When the CafeDemo 'main' method runs, it will loop 100
times sending a single hot drink and a single cold drink each time.
public static void main(String[] args) { AbstractApplicationContext context = null; if(args.length > 0) { context = new FileSystemXmlApplicationContext(args); } else { context = new ClassPathXmlApplicationContext("cafeDemo.xml", CafeDemo.class); } context.start(); Cafe cafe = (Cafe) context.getBean("cafe"); DrinkOrder order = new DrinkOrder(); Drink hotDoubleLatte = new Drink(DrinkType.LATTE, 2, false); Drink icedTripleMocha = new Drink(DrinkType.MOCHA, 3, true); order.addDrink(hotDoubleLatte); order.addDrink(icedTripleMocha); for (int i = 0; i < 100; i++) { cafe.placeOrder(order); } }
To run this demo, go to the "samples" directory within the root of the Spring Integration distribution. On
Unix/Mac you can run 'cafeDemo.sh', and on Windows you can run 'cafeDemo.bat'. Each of these will by default
create a Spring ApplicationContext from the 'cafeDemo.xml' file that is
in the "spring-integration-samples" JAR and hence on the classpath (it is the same as the XML above). However, a
copy of that file is also available within the "samples" directory, so that you can provide the file name as a
command line argument to either 'cafeDemo.sh' or 'cafeDemo.bat'. This will allow you to experiment with the
configuration and immediately run the demo with your changes. It is probably a good idea to first copy the
original file so that you can make as many changes as you want and still refer back to the original to compare.
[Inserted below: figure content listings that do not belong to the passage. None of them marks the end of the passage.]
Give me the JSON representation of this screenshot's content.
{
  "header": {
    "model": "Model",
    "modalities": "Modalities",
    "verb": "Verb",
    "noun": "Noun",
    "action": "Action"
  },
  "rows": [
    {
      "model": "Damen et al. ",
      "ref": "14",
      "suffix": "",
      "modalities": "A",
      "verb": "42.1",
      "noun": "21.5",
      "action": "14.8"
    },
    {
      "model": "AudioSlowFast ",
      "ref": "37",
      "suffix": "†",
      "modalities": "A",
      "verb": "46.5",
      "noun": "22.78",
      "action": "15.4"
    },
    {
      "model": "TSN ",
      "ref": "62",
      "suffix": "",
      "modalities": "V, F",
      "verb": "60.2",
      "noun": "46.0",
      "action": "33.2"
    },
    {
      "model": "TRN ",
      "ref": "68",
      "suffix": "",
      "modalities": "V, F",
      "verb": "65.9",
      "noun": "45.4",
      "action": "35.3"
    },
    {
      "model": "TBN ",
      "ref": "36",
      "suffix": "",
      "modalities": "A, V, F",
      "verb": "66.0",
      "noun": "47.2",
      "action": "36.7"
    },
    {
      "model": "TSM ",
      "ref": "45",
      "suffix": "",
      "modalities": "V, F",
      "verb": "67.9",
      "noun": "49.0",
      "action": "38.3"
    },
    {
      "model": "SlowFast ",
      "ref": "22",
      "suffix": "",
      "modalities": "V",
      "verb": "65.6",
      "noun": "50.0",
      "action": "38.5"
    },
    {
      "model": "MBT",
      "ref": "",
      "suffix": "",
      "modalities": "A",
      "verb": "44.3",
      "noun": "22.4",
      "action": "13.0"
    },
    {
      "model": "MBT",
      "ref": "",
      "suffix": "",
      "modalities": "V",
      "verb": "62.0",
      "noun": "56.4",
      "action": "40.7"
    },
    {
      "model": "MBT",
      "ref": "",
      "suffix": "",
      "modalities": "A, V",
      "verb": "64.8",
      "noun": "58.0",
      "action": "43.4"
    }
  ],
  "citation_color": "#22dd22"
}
When you run cafeDemo, you will see that all 100 cold drinks are prepared in roughly the same amount of time as only 20 of the hot drinks. This is to be expected based on their respective delays of 1000 and 5000 milliseconds. However, by configuring a poller with a concurrent task executor, you can dramatically change the results. For example, you could use a thread pool executor with 5 workers for the hot drink barista:
<service-activator input-channel="coldDrinks" ref="barista" method="prepareColdDrink"/> <service-activator input-channel="hotDrinks" ref="barista" method="prepareHotDrink"> <poller period="1000" task-executor="pool"/> </service-activator> <pool-executor id="pool" core-size="5"/>
Also, notice that the worker thread name is displayed with each invocation. You should see that most of the hot drinks are prepared by the task-executor threads, but that occasionally it throttles the input by forcing the message-bus (the caller) to invoke the operation. In addition to experimenting with the 'concurrency' settings, you can also add the 'transactional' sub-element as described in Section 4.2.2, “Configuring Message Endpoints”. If you want to explore the sample in more detail, the source JAR is available in the "src" directory: 'org.springframework.integration.samples-sources-1.0.0.M6.jar'.